— О да, знаю: последующий премьер-министр. Вы рассматривали такую вероятность всерьез? Я — нет. Не было в нем огня, во всяком случае, как в политике. Ни одного даже тлеющего уголька. — Лампарт говорил теперь с какой-то торжествующей горечью. — У меня-то все хорошо. Я из тех, кому повезло. Работа дает мне все, что требуется. А будущее меня не пугает. Когда настанет время отправляться на свалку, я сяду на свой шлюп, «Мейфлауэр», длина пятьдесят футов. Он стоит в Чичестере. Сейчас у меня на него времени не хватает, но, когда отойду от дел, снаряжу его — и только меня и видели. А вы, коммандер? У вас нет своего «Мейфлауэра»?
— «Мейфлауэра» — нет.
— Но у вас есть ваша поэзия. Я совсем забыл. — Слово «поэзия» он произнес так, словно это было оскорбление, как будто он хотел сказать: «У вас есть ваш лобзик, ваша коллекция марок, ваше вышивание». Хуже того, он произнес это так, будто знал, что вот уже четыре года как Дэлглиш не написал ни строчки и, возможно, больше никогда не напишет.

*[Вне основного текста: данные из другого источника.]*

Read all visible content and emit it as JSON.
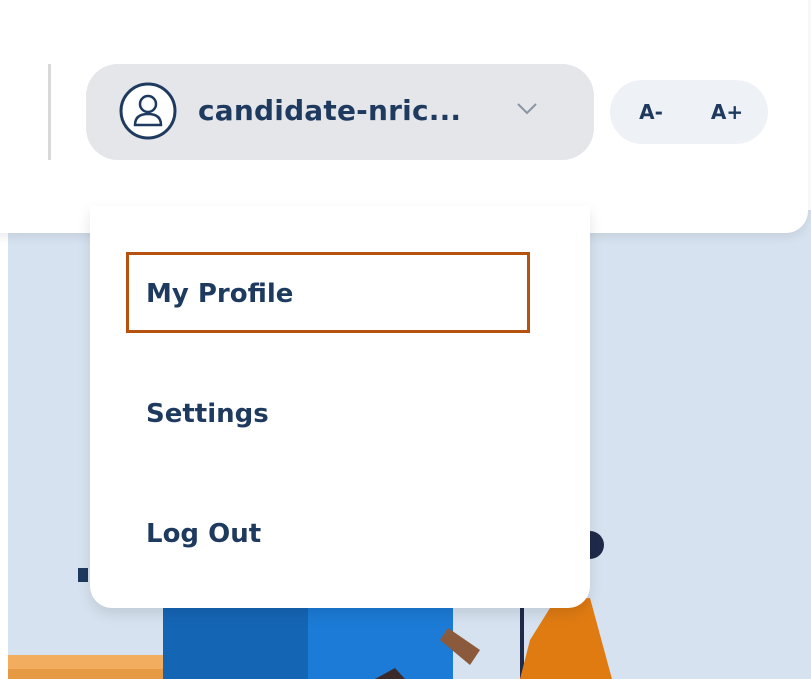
{
  "user_menu": {
    "username": "candidate-nric...",
    "avatar_icon": "user-icon",
    "chevron_icon": "chevron-down-icon"
  },
  "font_controls": {
    "decrease_label": "A-",
    "increase_label": "A+"
  },
  "dropdown": {
    "items": [
      {
        "label": "My Profile",
        "highlighted": true
      },
      {
        "label": "Settings",
        "highlighted": false
      },
      {
        "label": "Log Out",
        "highlighted": false
      }
    ]
  },
  "colors": {
    "text": "#1f3a5f",
    "highlight_border": "#b5520f",
    "background_region": "#d6e2ef",
    "trigger_bg": "#e5e6ea"
  }
}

— Для человека, который в последнее время не был с ним близок, вы знаете о нем очень много.
— Он меня интересовал. В Оксфорде мы дружили с его старшим братом. Когда тот был жив, я часто бывал на Камден-Хилл-сквер и мы нередко ходили под парусом втроем. Особенно памятным было плавание в Шербур в семьдесят восьмом году. Лучше всего узнаешь человека, когда пережил вместе с ним девятибалльный шторм. В сущности, Пол спас мне жизнь. Я упал за борт, а он меня вытащил.
— Не кажется ли вам такое суждение слишком поверхностным? Это самое простое объяснение.
— Удивительно, насколько часто простое объяснение оказывается верным. Будь вы диагностом, вы бы это знали.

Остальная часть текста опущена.